前波画廊诚挚地宣布将于2015年2月26日起举办展览《严善錞:西湖》。严善錞1957年出生于广州,1982年毕业于浙江美术学院(现为中国美术学院),并由此成为文革后学院开放以后第一批毕业的艺术家。

坐落于富饶繁荣的珠江三角洲地区,杭州通常被认为是中国最美丽的城市之一。城市以西湖为中心,它是数百年来诗人与画家的灵感来源。即使是严善錞不在广州的期间,他也从未停止过对西湖及其盛景的追忆,这些回忆由此成为他大多数作品的灵感。现在,严善錞回到广州,他得以随心所欲领略西湖风光。但是对于严善錞而言,他对西湖的缅怀和西湖在中国艺术史上独树一帜的地位,比他眼见的景色更加重要

严善錞十分精通水墨画,水墨在中国传统中被推崇为最高的艺术媒介,并同时使用于绘画、书法作品、以及传统的中国诗词中,诗词的目的不在于描绘所观察的细节而是从中激发情感。

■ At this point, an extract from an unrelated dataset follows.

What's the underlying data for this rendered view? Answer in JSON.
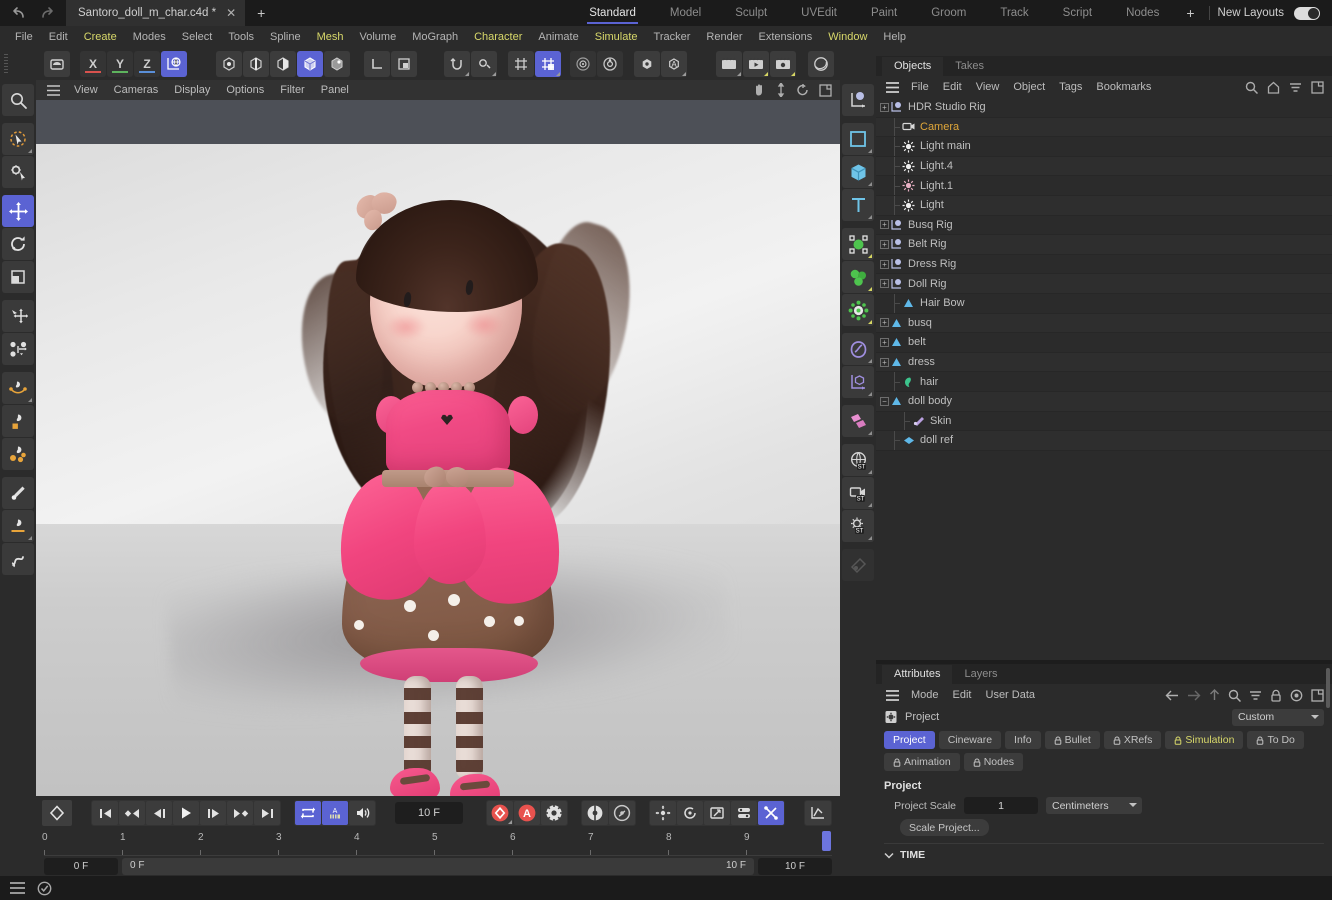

同样的,精通水墨的严善錞并没有刻意关注技法的高超,他的绘画和纸媒作品在表现形式上展现了极强的张力,却也蕴含着谦虚与儒雅的感觉,令人回味。每幅绘画作品得益于他对多层颜料的运用,将其对西湖景色的记忆隐藏在流动的作品背景中,并呈现出破碎离散的视觉效果。画面中半透明的白色纱衣和一些作品的边缘呈现出颜料轻薄的触感,但是这些在多层颜料的交响曲中,以及白色的阴影中,只起到了很小的作用。有时,严善錞会从画面的多个方向开始作画,由此在水平与垂直的笔墨间营造出一种张力,并展示出画家的作画过程。

严善錞也喜欢利用调色刀使用较厚的涂层去局部隐藏流动的薄纱底层,从而复杂其作品的空间维度,因此他延长的作品创作周期并不一定要有一个结束点。第一眼看上去,严善錞的作品有些苍白和平淡,缺少具体物象,但是当观者理解画家在富有创造性的作画过程中留下的线索,并将色块中的暗示与现实世界中的物象相联系,观者将发现这些线索与暗示简洁而令人惊喜的易读性。正如在画家赛扬·托姆布雷的一些作品中,暗淡和磨损的表面机理实则暗喻了令人惊讶的广泛的文化与历史主题。

与绘画作品一起展出的是一组新的“浅腐法”铜板版画作品,严善錞认为这种技巧与其作品风格十分相投。通过使用硫磺粉和橄榄油的混合物在铜板上产生凹槽,并转印在日本雁皮纸上。他的版画正如他自己所描述的那样具有“一种银盐摄影的光泽,使得画面更加厚重且具有一种金属感,也更接加近我自己对西湖的气质的理解:清峻、遥深、温润、古雅”。如同其绘画,版画的灵感也来源于西湖,但是更强调引人共鸣的细节而不是西湖辽阔的宏观感受。为了体会版画制作的精妙,严善錞鼓励观者亲自手持作品欣赏,以“阅读”而非单纯观看作品。